This post is actually a comment in reply to another comment in the post below, but I thought it was worth posting because its long and detailed, and applicable to the focus of this blog…
While I do respect the hierarchical interpretation of verse 22 with αλλήλων not being used in a mutual manner. I still disagree and explanations are easily anticipated. For one, Chrysostom’s separation of verse 21 from verse 22 has less to do with his understanding of the flow of Paul’s argument and more to do with his texts which for one is thoroughly of the majority tradition and secondly, it is well documented that lectionaries consistently split the text at verse 22, which skews the entire passage toward an inadequate reading that is challenged by p46 and others. So to appeal to Chrysostom’s dividing of the text is quite inconclusive. We do definitely for sure that his text had a verb in verse 22 and it is entirely possible (if not likely) that his writing is based on a lectionary that had already separated these verses.
It also must be noted that Chrysostom likely did not write his homilies straight through so that he wrote on marriage and then slaves and children directly after his looked at verses 18-21.
But regardless of all of that, the question regarding the reliability of Chrysostom for this verse has nothing to do with his exegetical/literal reliability. Silva’s point is what Chrysostom does not say in his exegesis, so how he divided the text or what he said later doesn’t matter. What is important is that there isn’t any debate in his mind regarding this particular exegetical challenge. The point I’m trying to make has nothing to do with what Chrysostom thinks about this particular problem because in his mind no exegetical problem exists. He’s just writing what he naturally reads. The full quote from Silva is this:
Strange as it may sound, Chrysostom, along with other Greek fathers, can be particularly helpful when he does not offer an opinion on an exegetical problem. As a native Greek speaker, his innate sense of the language—but not necessarily his conscious reflection on it—provides an important bridge between the modern commentator and the Pauline writings (with the qualification that Paul’s Greek was of course not identical to Chrysostom’s). Educated speakers are notoriously unreliable in analyzing their own language. If Chrysostom weighs two competing interpretations, his conclusion should be valued as an important opinion and no more. If, on the other hand, he fails to address a linguistic problem because he does not appear to perceive a possible ambiguity, his silence is of the greatest value in helping us determine how Paul’s first readers were likely to have interpreted the text.
Moisés Silva, Philippians (2nd ed.; BECNT; Grand Rapids, MI: Baker Academic, 2005), 27.
So regardless of his exposition, thoughts about slavery later in other homilies has nothing to do with the fact that he doesn’t see any question about the mutuality of αλληλων.

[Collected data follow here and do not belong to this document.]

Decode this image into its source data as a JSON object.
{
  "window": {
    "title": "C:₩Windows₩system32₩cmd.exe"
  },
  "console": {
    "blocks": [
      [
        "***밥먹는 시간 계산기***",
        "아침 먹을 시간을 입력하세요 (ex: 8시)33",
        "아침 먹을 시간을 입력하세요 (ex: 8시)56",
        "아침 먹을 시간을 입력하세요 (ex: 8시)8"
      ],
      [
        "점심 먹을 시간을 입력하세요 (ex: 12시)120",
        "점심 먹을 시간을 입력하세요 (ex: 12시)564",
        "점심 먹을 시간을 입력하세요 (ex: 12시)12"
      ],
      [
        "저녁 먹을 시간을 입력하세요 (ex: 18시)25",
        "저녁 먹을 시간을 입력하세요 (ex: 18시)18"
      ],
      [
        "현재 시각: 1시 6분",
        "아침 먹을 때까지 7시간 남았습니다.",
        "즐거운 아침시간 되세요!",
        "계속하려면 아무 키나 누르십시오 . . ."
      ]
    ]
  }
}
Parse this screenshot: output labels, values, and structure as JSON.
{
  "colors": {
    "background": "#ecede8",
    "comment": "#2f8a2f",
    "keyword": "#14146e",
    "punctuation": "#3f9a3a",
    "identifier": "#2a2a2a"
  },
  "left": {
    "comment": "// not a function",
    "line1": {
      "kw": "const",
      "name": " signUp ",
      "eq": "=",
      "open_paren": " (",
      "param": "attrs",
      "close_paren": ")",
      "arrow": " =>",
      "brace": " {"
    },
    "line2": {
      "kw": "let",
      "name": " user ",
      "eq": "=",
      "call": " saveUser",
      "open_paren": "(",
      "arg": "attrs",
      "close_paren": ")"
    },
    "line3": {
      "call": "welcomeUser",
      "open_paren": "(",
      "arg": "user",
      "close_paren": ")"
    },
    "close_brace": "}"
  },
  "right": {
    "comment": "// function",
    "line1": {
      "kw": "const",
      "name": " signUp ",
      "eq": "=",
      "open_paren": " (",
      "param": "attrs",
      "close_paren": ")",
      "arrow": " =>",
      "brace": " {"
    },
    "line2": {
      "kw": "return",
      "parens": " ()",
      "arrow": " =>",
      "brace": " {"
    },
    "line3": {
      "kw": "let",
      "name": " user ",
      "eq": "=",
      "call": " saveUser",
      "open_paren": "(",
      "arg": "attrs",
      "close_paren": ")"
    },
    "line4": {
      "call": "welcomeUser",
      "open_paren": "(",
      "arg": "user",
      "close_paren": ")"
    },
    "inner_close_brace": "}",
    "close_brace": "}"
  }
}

I also do not see αλληλων as fully reciprocal. It does not need to be in order to maintain a mutual relationship. And since I’ve already given my own exposition and exegesis above, I’ll just drop one more quote this time from I. Howard Marshall:
Admittedly, the pronoun is regularly used of people’s doing things to others who are also doing the same things to them, but without specifying that literally everybody does it to literally everybody else. “We talked to each other” clearly means “I said something to you and you said something to me”. “They said to one another” suggests more loosely that an unspecified number of people in the group said something to others in the group, with the result that at least some people were both speakers and hearers. But there is nothing in the usage to suggest that the people can be divided into distinct groups of those who spoke and heard. Similarly, it is highly unlikely that on hearing “Be subject to one another”, some members of the congregation said, “But of course that doesn’t apply to me, since I am a husband/father/master/church leader”.
Ronald W. Pierce and Rebecca Merrill Groothuis, Discovering Biblical Equality: Complementarity Without Hierarchy (Downers Grove, Ill: InterVarsity Press, 2005), 196 n34.
It also seems unhelpful to appeal to the later section of the passage as well. When the audience would have heard verse 21, they would not being thinking to themselves, “oh well, Paul will being talking about slaves later, just wait for that.”
For the record, I’m incredibly impressed with Peter O’Brien’s commentary on Ephesians (I’ll be reviewing it in the next month or two). I prefer it to Hoehner’s, for readability though not for detail (by the way Hoehner views verse 21 as describing mutual submission, but then goes on and prefers a variant reading for verse 22 in order to maintain his hierarchical perspective on marriage [which was very surprising, very few scholars have done that in the past 150 years]). Not even Alford accepted such a reading and his commentary was written before most of the manuscripts with an ellipsis were found.
But again, I respect the complimentarian (or whatever you prefer to call it) interpretation of this passage. When I read Peter O’Brien’s discussion of this verse back in late August, his argument had thoroughly convinced me and I spent a good month considering the implications for my very recent marriage. That I read Silva was only by “chance” (Calvinist) since my wife and I were working through Philippians that summer together (she has a year of formal Greek study [and more on her own] and four years of Latin under her belt – yes I do find that incredibly attractive). All this to say that I understand this view and respect it. The argument is strong, just in my opinion, not strong enough.